The unity of the poem is to be found in its single theme of exhortation to live a strict life controlled by moral philosophy. Sections of intense moralizing contrast sharply with passages which are predominantly comic, e.g. the poet's tantrum, the schoolboy's malingering trick, and the uncouth jokes of the loudmouthed muscleman. The combination of grave and gay is achieved not by a consistent urbanity of discourse but by abrupt transitions from the one to the other. However, some austere sections are rounded off by satirical irony, e.g. the picture of the man without philosophical wisdom hurling random missiles at crows or the description of the funeral procession of the dead man stiff with rigor mortis smeared with greasy unguents and escorted by his newly manumitted slaves now bearing the cap of citizenship. In a poem intended to proceed by abrupt contrasts it is wrong to alter the ordering of the text.53 After the centurion's scoffing, in which the satirist seems to laugh at the moralizing of satire, the remaining thirty lines seem an appendage, but the final Stoic paradox is an appropriate conclusion.
Satire 4 is a short discourse on the theme that it is easy to give good advice to others and yet be blind to one's own sins and limitations. The first section incorporates parts of the Socratic dialogue Alcibiades I ascribed to Plato in a way similar to that in which Lucilius, Horace and Persius himself use passages of comedy as a basis for moralizing.54 Socrates explains to the vain and precocious Alcibiades that although he can give measured political advice to an assembly, he shows in his personal life no greater knowledge of ethical values than a hag who peddles aphrodisiacs to a debauched slave (1-22). Two lengthy examples follow. Awareness of another's faults is illustrated by the gossip's information about a very rich but sordid miser (25-32), and complacency over one's own vices by a physically brutal and obscene description of an effeminate's public display of his private parts for the purpose of depilation (33-41).55 In a final piece of moralizing the poet urges that a man should face his moral condition honestly and refuse praise for virtues that he does not possess.
The opening Platonic passage is urbane, but the mixing of Greek and Roman elements is discordant (Alcibiades is made to address an assembly of Roman citizens); it is uncertain to what extent the later part of the poem still refers to Alcibiades. As the two exempla in the middle take up a third of the whole, the structure is ill-balanced. The second example is prurient and sadistic in an adolescent way and its application to the moral argument forced. The obvious faults of the poem outweigh any merits; it is as a whole a failure.

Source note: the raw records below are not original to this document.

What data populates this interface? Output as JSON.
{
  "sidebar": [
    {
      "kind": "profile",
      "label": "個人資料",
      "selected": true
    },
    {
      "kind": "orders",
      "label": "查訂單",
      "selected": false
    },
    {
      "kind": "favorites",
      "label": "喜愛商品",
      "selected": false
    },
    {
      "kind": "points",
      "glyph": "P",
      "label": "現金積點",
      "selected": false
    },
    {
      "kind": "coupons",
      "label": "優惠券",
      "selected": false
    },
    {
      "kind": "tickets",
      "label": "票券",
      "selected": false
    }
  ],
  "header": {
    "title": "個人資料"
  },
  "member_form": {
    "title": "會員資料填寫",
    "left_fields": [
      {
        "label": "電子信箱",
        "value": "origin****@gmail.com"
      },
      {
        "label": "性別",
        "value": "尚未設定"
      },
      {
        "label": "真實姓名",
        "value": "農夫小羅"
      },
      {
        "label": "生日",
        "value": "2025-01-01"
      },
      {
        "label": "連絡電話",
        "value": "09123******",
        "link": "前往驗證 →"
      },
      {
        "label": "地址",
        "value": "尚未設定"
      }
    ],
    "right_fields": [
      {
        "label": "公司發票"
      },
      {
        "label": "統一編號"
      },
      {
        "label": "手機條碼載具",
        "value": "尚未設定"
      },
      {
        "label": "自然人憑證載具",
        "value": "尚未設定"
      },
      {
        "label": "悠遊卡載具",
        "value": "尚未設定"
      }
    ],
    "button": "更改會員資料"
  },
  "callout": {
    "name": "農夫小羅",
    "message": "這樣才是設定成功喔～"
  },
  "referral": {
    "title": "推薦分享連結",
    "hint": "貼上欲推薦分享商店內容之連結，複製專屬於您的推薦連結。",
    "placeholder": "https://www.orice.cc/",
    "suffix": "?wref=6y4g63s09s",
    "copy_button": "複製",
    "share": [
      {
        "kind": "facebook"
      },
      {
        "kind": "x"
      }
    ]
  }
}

The first part of Satire 5 is a eulogy of Cornutus, and the second a sermon on true and false liberty. In the opening lines Persius invokes a hundred voices in order to celebrate his lofty theme. For this epic cliché he is rebuked by an interrupter, who protests that such a style is alien to his satires.56 Persius replies that although he wishes to use an unambitious style (Camena, 21) to display his moral progress, he would need the full resources of poetic magniloquence to express his indebtedness and affection (1-29).57 For at a time when an adolescent has a roving eye Persius was protected by Cornutus, a friend to whom he was joined by a common astrological geniture (30-51).58 Persius then contrasts various kinds of folly with the Stoic education offered by Cornutus, and appeals to young and old not to delay their moral regeneration:
sed cum lapidosa cheragra
fregerit articulos veteris ramalia fagi,
tunc crassos transisse dies lucemque palustrem
et sibi iam seri vitam ingemuere relictam.
at te nocturnis iuvat impallescere chartis;
cultor enim iuvenum purgatas inseris aures
fruge Cleanthea. petite hinc, puerique senesque,
finem animo certum miserisque viatica canis.
‘cras hoc fiet’. idem cras fiat. ‘quid, quasi magnum
nempe diem donas!’ sed cum lux altera venit,
iam cras hesternum consumpsimus; ecce aliud cras
egerit hos annos et semper paulum erit ultra.
nam quamvis prope te, quamvis temone sub uno
vertentem sese frustra sectabere canthum,
cum rota posterior curras et in axe secundo.
(5,58-72)
(But when the stiffness of arthritis breaks joints like the branches of an old beech, then too late they lament that their days have passed by in grossness and their sunshine in the mists of the marsh and what they have neglected in their life. But your pleasure is to study your books deeply far into the night; for as a husbandman of the young you clear the ground and plant in their ears corn that comes from Cleanthes. Young and old, seek from this source a fixed aim for your mind and sustenance for your hapless old age. ‘This will happen tomorrow.’ Let it happen tomorrow. ‘What! Anyone would think that with one day you were giving a great present.’ But when another day has dawned we have already wasted the tomorrow of yesterday. You see that another tomorrow carries off the years and is always a little further ahead. Although the revolving rim is near you and under the same waggon you pursue it in vain, for you are the rear wheel and on the second axle.)59
The pupil then delivers a sermon of a kind that he will have heard from Cornutus; its theme, the need for liberty, is stated in the first words: libertate opus est (73). True liberty is not the mere acquisition of citizenship, nor is it the right to do anything that is not illegal (73-90). A man does not deserve to be called free until he has ethical knowledge and control (91-114). Unless his control is complete and permanent he is to the Stoic a fool (115-23) and unless he has mastery over his desires he is no more free than the man with the legal status of slave (124-31).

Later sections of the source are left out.